American financier Miramax allowed Reynolds to shoot the film in New Zealand, making it a rare instance of a New Zealand director shooting a feature film on home soil with international backing. It was Miramax's second investment in a film from the South Pacific area, as in 1995 Miramax had contributed funding for the Australian film Cosi. Producer Midnight Film Productions are listed as the copyright holder in the credits, rather than Miramax Film Corporation, although Miramax have retained perpetual distribution rights to the film in North America.

Heaven was shot during 1997 in Auckland, New Zealand. American actress Joanna Going, who plays Jennifer Marling, had recently completed another Miramax project, the horror film Phantoms. This film was made in Colorado, and had extensive reshoots, which continued even after Heaven had wrapped production.

Around the production of Heaven, Miramax boss Harvey Weinstein explored producing another New Zealand film project, an adaptation of J.R.R. Tolkien's The Lord of the Rings directed by Peter Jackson.
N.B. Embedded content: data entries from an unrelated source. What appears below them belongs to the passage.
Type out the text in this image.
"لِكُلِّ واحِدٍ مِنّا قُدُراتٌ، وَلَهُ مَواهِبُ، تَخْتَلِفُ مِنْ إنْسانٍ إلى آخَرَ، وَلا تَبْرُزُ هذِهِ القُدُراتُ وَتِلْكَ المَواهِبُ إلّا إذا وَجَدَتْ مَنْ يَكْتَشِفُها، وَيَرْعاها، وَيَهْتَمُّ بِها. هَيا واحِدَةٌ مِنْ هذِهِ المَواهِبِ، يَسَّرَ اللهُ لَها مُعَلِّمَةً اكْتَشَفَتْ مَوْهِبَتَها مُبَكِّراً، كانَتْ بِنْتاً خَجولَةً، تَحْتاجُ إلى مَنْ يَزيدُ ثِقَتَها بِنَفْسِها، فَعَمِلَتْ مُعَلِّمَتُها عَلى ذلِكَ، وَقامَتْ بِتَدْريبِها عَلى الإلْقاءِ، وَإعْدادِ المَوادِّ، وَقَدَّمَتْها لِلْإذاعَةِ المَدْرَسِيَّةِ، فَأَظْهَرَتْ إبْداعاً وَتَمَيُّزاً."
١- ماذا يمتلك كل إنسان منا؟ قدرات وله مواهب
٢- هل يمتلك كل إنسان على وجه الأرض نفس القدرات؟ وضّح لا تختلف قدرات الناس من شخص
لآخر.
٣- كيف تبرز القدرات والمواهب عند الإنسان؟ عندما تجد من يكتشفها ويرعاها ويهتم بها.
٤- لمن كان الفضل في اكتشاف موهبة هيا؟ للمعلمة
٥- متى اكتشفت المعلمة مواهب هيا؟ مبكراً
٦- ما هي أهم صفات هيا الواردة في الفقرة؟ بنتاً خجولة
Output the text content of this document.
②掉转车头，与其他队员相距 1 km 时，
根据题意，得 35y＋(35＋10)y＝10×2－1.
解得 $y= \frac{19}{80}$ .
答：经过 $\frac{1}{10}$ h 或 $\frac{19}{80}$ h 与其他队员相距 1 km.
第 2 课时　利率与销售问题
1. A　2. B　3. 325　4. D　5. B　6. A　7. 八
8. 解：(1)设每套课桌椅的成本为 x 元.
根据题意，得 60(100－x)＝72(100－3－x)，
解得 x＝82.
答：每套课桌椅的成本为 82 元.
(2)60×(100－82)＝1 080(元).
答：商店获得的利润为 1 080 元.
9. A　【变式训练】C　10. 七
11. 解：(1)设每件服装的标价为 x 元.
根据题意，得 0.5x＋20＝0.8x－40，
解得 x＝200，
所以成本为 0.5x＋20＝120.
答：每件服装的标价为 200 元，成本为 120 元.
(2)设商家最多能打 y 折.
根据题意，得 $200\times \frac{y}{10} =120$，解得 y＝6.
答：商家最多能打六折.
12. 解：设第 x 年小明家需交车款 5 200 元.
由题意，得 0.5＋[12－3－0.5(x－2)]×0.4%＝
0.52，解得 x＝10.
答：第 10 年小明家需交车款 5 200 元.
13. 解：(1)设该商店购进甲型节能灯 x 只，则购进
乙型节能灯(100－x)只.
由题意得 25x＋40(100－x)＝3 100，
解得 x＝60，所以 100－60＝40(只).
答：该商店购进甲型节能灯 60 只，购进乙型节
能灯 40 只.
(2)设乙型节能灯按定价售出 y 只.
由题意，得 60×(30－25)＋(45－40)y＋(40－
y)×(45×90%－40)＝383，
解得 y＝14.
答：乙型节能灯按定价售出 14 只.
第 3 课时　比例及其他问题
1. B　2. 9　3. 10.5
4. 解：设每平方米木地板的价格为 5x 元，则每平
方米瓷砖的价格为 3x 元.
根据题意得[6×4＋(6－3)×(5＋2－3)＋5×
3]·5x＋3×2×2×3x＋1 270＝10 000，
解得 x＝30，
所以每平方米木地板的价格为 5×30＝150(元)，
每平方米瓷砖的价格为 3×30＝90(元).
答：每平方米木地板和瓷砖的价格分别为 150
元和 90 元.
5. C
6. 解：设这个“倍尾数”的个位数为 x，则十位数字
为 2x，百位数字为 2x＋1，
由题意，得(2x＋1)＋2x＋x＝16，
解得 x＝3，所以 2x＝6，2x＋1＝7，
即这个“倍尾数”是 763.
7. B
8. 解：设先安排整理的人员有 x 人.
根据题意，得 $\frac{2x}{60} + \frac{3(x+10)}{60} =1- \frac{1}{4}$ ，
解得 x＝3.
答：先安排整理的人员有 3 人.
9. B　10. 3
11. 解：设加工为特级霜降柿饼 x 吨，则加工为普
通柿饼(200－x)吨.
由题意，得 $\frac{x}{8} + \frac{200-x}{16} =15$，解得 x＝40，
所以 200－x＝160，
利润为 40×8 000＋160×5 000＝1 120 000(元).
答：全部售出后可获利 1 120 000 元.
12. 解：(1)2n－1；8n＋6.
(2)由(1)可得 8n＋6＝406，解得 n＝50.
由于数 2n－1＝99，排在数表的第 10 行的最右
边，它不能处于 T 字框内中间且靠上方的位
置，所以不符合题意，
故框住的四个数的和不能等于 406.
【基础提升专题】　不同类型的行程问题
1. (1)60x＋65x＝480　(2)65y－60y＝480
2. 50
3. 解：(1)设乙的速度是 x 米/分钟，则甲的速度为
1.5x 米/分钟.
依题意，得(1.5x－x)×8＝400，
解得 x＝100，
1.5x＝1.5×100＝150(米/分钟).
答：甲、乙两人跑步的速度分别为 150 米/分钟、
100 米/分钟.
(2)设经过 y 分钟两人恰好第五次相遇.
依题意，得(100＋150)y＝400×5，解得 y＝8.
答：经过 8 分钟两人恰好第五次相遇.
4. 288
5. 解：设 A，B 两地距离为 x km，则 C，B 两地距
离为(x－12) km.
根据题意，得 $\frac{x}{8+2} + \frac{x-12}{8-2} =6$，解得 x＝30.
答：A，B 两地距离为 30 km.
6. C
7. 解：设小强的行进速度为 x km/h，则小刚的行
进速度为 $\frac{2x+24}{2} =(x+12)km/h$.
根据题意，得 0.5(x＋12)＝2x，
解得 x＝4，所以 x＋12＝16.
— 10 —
Development began around 1995, but tensions arose, and the project ultimately moved to New Line Cinema in 1998, where it was expanded into a trilogy filmed in New Zealand from 1999 to 2000.

== Release and reception ==
Heaven premiered at the Montréal Film Festival on September 1, 1998, followed by other Canadian screenings at the Toronto International Film Festival on September 17 and Cinefest Sudbury on September 25. It had a limited theatrical release in the United States on April 30, 1999, distributed by Miramax. Its U.S. release face some difficulties due to the gun violence featured in the film; the Columbine High School Shooting had occurred the same month as the film's U.S. release.

It garnered mixed reviews from critics, and holds a 60% approval rating on Rotten Tomatoes.

=== Home media ===
In the United States, Miramax Home Entertainment released the film on VHS and DVD on November 9, 1999. The film's New Zealand VHS release was distributed by the New Zealand-branch of Roadshow Entertainment, while the Australian VHS was distributed by Ronin Films.

In 2010, Miramax was sold by The Walt Disney Company (their owners since 1993), with the studio being taken over by private equity firm Filmyard Holdings that same year. Filmyard sublicensed the home video rights for several Miramax titles to Lionsgate, who reissued Heaven on DVD in the U.S. on April 15, 2014.

Filmyard Holdings sold Miramax to Qatari company beIN Media Group during March 2016. In April 2020, ViacomCBS (now known as Paramount Skydance) acquired the rights to Miramax's library, after buying a 49% stake in the studio from beIN. Heaven was one of the 700 titles Paramount acquired in the deal.